Autoren Johannes Himmelbauer
Mario Drobics
Titel Regularized numerical optimization of fuzzy rule bases
Buchtitel Proc. 13th IEEE Int. Conf. on Fuzzy Systems
Typ in Konferenzband
Verlag IEEE Press
Ort Budapest, Hungary
ISBN 0-7803-8354-0
Monat July
Jahr 2004
Seiten 1655 - 1660
SCCH ID# 405

This paper is devoted to the mathematical analysis and the numerical solution of data-driven optimization for an important class of fuzzy controllers, so-called Sugeno controllers.

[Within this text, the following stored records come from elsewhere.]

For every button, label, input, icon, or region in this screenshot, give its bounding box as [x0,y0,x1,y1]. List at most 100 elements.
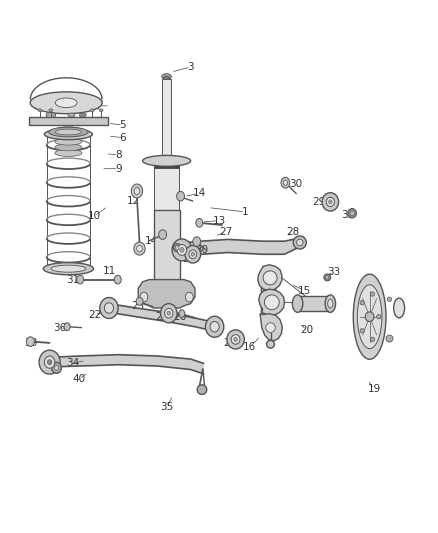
Bar [153,210,180,280]
Ellipse shape [328,299,333,308]
Text: 21: 21 [372,325,385,335]
Ellipse shape [55,98,77,108]
Ellipse shape [114,275,121,284]
Text: 22: 22 [88,310,101,319]
Ellipse shape [185,246,201,263]
Ellipse shape [205,316,224,337]
Ellipse shape [134,242,145,255]
Ellipse shape [55,149,82,157]
Ellipse shape [46,112,56,118]
Text: 15: 15 [297,286,311,295]
Text: 30: 30 [195,245,208,255]
Ellipse shape [322,193,339,211]
Ellipse shape [64,323,70,330]
Ellipse shape [44,356,55,368]
Ellipse shape [77,275,84,284]
Ellipse shape [49,127,88,137]
Ellipse shape [47,360,52,365]
Ellipse shape [30,92,102,114]
Bar [162,79,171,166]
Ellipse shape [325,295,336,312]
Ellipse shape [100,297,118,318]
Ellipse shape [360,328,364,333]
Ellipse shape [137,245,142,252]
Ellipse shape [324,274,331,281]
Ellipse shape [227,330,244,349]
Ellipse shape [39,350,60,374]
Ellipse shape [175,246,179,250]
Text: 40: 40 [73,374,86,384]
Ellipse shape [386,335,393,342]
Text: 33: 33 [327,266,340,277]
Text: 14: 14 [145,236,158,246]
Text: 19: 19 [367,384,381,394]
Ellipse shape [185,292,193,302]
Ellipse shape [197,385,207,394]
Bar [261,277,276,314]
Text: 18: 18 [367,288,381,298]
Ellipse shape [370,292,374,296]
Text: 14: 14 [193,188,206,198]
Ellipse shape [51,265,86,272]
Ellipse shape [365,312,374,321]
Text: 11: 11 [103,266,117,276]
Text: 28: 28 [286,228,300,237]
Polygon shape [258,265,282,290]
Text: 32: 32 [166,240,180,251]
Text: 23: 23 [155,312,169,322]
Ellipse shape [167,311,170,315]
Polygon shape [109,304,215,331]
Text: 29: 29 [312,197,325,207]
Ellipse shape [55,133,82,140]
Ellipse shape [136,297,143,305]
Ellipse shape [193,237,201,246]
Ellipse shape [179,310,185,318]
Bar [29,117,108,125]
Ellipse shape [350,211,354,216]
Ellipse shape [266,323,276,333]
Ellipse shape [165,309,173,318]
Bar [154,161,179,214]
Ellipse shape [43,263,93,275]
Ellipse shape [55,129,81,135]
Text: 5: 5 [120,120,126,130]
Ellipse shape [172,239,192,261]
Text: 8: 8 [115,150,122,160]
Text: 29: 29 [182,254,195,264]
Ellipse shape [353,274,386,359]
Ellipse shape [292,295,303,312]
Text: 3: 3 [187,62,194,72]
Polygon shape [51,354,204,374]
Ellipse shape [163,76,170,79]
Bar [297,296,330,311]
Text: 1: 1 [242,207,248,217]
Ellipse shape [387,297,392,302]
Ellipse shape [189,250,197,259]
Ellipse shape [159,230,166,239]
Ellipse shape [26,337,34,346]
Ellipse shape [180,247,184,252]
Ellipse shape [348,208,357,218]
Ellipse shape [54,366,59,370]
Ellipse shape [90,109,94,111]
Ellipse shape [210,321,219,332]
Bar [56,131,81,153]
Ellipse shape [131,184,143,198]
Text: 31: 31 [66,276,79,286]
Text: 13: 13 [212,216,226,225]
Text: 25: 25 [131,301,145,311]
Ellipse shape [196,219,203,227]
Polygon shape [182,238,300,257]
Text: 27: 27 [219,228,232,237]
Text: 6: 6 [120,133,126,143]
Ellipse shape [44,129,92,140]
Ellipse shape [370,337,374,342]
Ellipse shape [231,335,240,344]
Text: 4: 4 [93,101,100,111]
Ellipse shape [377,314,381,319]
Ellipse shape [234,337,237,341]
Text: 26: 26 [173,312,186,322]
Text: 37: 37 [46,364,60,374]
Ellipse shape [177,245,187,255]
Ellipse shape [328,200,332,204]
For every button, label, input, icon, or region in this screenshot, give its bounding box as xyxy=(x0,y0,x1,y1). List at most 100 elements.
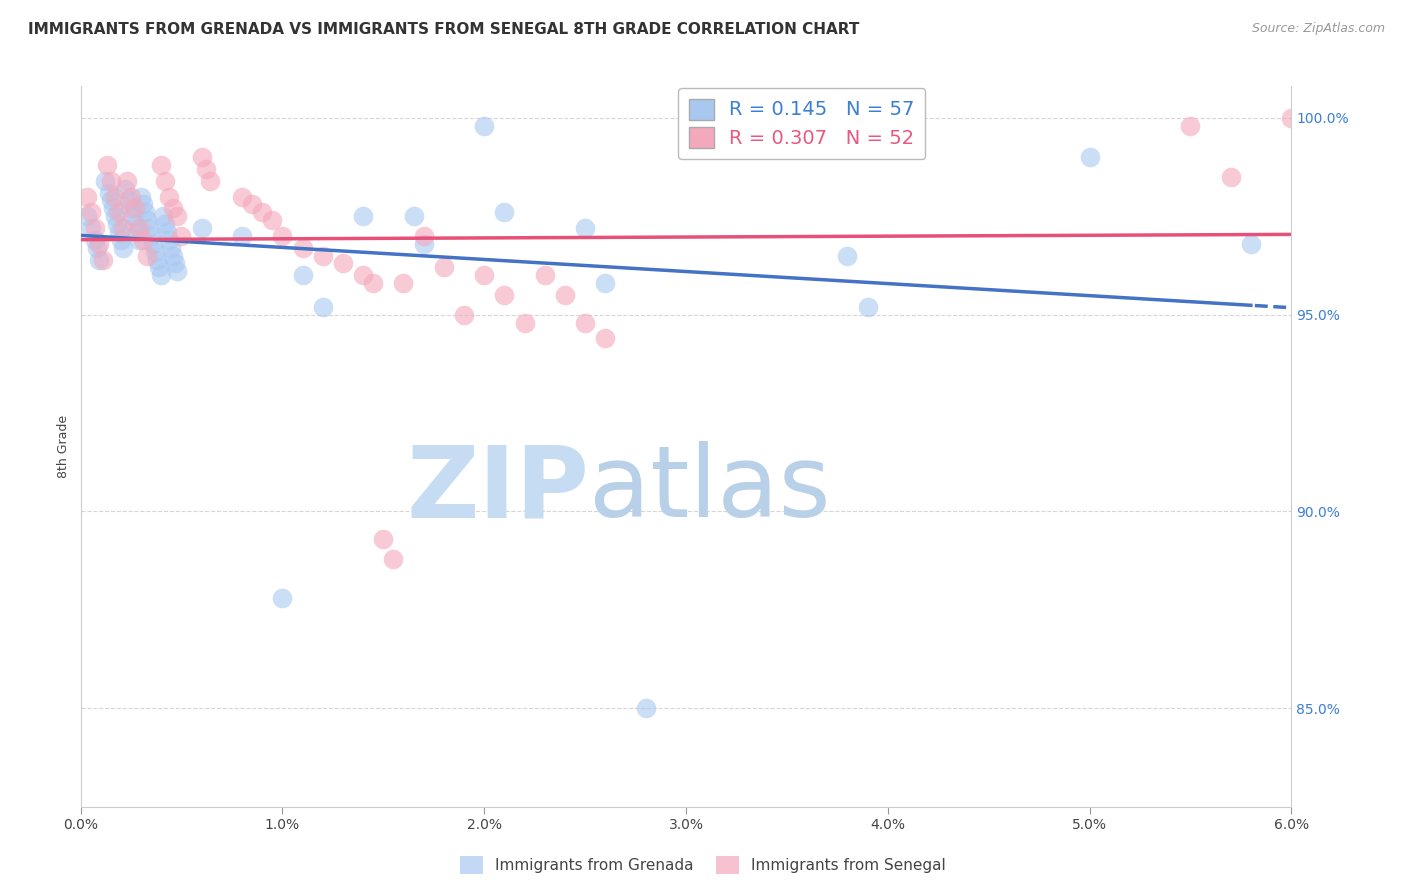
Point xyxy=(513,316,536,330)
Text: IMMIGRANTS FROM GRENADA VS IMMIGRANTS FROM SENEGAL 8TH GRADE CORRELATION CHART: IMMIGRANTS FROM GRENADA VS IMMIGRANTS FR… xyxy=(28,22,859,37)
Point xyxy=(494,288,516,302)
Point xyxy=(157,233,180,247)
Point xyxy=(104,209,127,223)
Point xyxy=(231,189,253,203)
Point xyxy=(124,217,146,231)
Point xyxy=(124,202,146,216)
Point xyxy=(382,551,405,566)
Point xyxy=(96,158,118,172)
Point xyxy=(138,221,160,235)
Point xyxy=(1219,169,1241,184)
Point xyxy=(157,189,180,203)
Point xyxy=(150,158,173,172)
Point xyxy=(190,221,212,235)
Point xyxy=(574,316,596,330)
Point xyxy=(166,209,188,223)
Point xyxy=(190,150,212,164)
Point xyxy=(837,249,859,263)
Point xyxy=(574,221,596,235)
Y-axis label: 8th Grade: 8th Grade xyxy=(58,415,70,478)
Point xyxy=(634,701,657,715)
Point xyxy=(83,233,105,247)
Point xyxy=(94,174,117,188)
Point xyxy=(132,233,155,247)
Point xyxy=(412,228,434,243)
Point xyxy=(170,228,193,243)
Point xyxy=(120,189,142,203)
Point xyxy=(160,241,183,255)
Point xyxy=(402,209,425,223)
Point xyxy=(155,174,177,188)
Point xyxy=(122,209,145,223)
Point xyxy=(87,236,110,251)
Point xyxy=(142,236,165,251)
Point xyxy=(165,256,187,270)
Point xyxy=(100,194,122,208)
Point xyxy=(1240,236,1263,251)
Point xyxy=(593,276,616,290)
Point xyxy=(152,209,174,223)
Point xyxy=(262,213,284,227)
Point xyxy=(198,174,221,188)
Point xyxy=(100,174,122,188)
Point xyxy=(104,189,127,203)
Point xyxy=(373,532,395,546)
Point xyxy=(271,228,294,243)
Point xyxy=(453,308,475,322)
Point xyxy=(101,202,124,216)
Text: ZIP: ZIP xyxy=(406,442,589,538)
Point xyxy=(146,252,169,267)
Point xyxy=(134,205,156,219)
Point xyxy=(97,186,120,200)
Legend: R = 0.145   N = 57, R = 0.307   N = 52: R = 0.145 N = 57, R = 0.307 N = 52 xyxy=(678,88,925,159)
Point xyxy=(91,252,114,267)
Point xyxy=(79,221,101,235)
Point xyxy=(108,225,131,239)
Point xyxy=(392,276,415,290)
Point xyxy=(472,119,495,133)
Point xyxy=(554,288,576,302)
Point xyxy=(433,260,456,275)
Point xyxy=(150,268,173,283)
Point xyxy=(115,174,138,188)
Text: Source: ZipAtlas.com: Source: ZipAtlas.com xyxy=(1251,22,1385,36)
Point xyxy=(129,189,152,203)
Point xyxy=(533,268,555,283)
Point xyxy=(79,205,101,219)
Point xyxy=(166,264,188,278)
Point xyxy=(291,241,314,255)
Point xyxy=(352,268,374,283)
Point xyxy=(856,300,879,314)
Point xyxy=(110,233,132,247)
Point xyxy=(361,276,384,290)
Point xyxy=(1279,111,1302,125)
Point xyxy=(312,300,335,314)
Point xyxy=(291,268,314,283)
Point xyxy=(105,217,128,231)
Point xyxy=(143,244,166,259)
Point xyxy=(194,161,217,176)
Point xyxy=(472,268,495,283)
Point xyxy=(87,252,110,267)
Point xyxy=(83,221,105,235)
Point xyxy=(76,209,98,223)
Point xyxy=(876,119,898,133)
Legend: Immigrants from Grenada, Immigrants from Senegal: Immigrants from Grenada, Immigrants from… xyxy=(454,850,952,880)
Point xyxy=(128,221,150,235)
Point xyxy=(141,228,163,243)
Point xyxy=(128,233,150,247)
Point xyxy=(111,241,134,255)
Point xyxy=(593,331,616,345)
Point xyxy=(332,256,354,270)
Point xyxy=(231,228,253,243)
Point xyxy=(114,182,136,196)
Point xyxy=(162,202,184,216)
Point xyxy=(120,202,142,216)
Point xyxy=(494,205,516,219)
Point xyxy=(1078,150,1101,164)
Point xyxy=(250,205,273,219)
Point xyxy=(136,213,159,227)
Point xyxy=(76,189,98,203)
Point xyxy=(312,249,335,263)
Point xyxy=(111,221,134,235)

In contrast to other approaches which optimize the underlying fuzzy sets, we will mainly focus on the linear approximation of the output variable according to the input data. While the first approach leads to nonlinear problems, the latter will result in a free, linear least squares system to be solved. Therefore this approach can be used for high dimensional problems as well, when due to the increasing complexity nonlinear systems are no longer applicable.By applying Tikhonov regularization we get stable and fast algorithms that create sufficiently optimized controllers; with saving their interpretability. Finally we will show, how variable selection can be used to increase interpretability and to reduce computation time.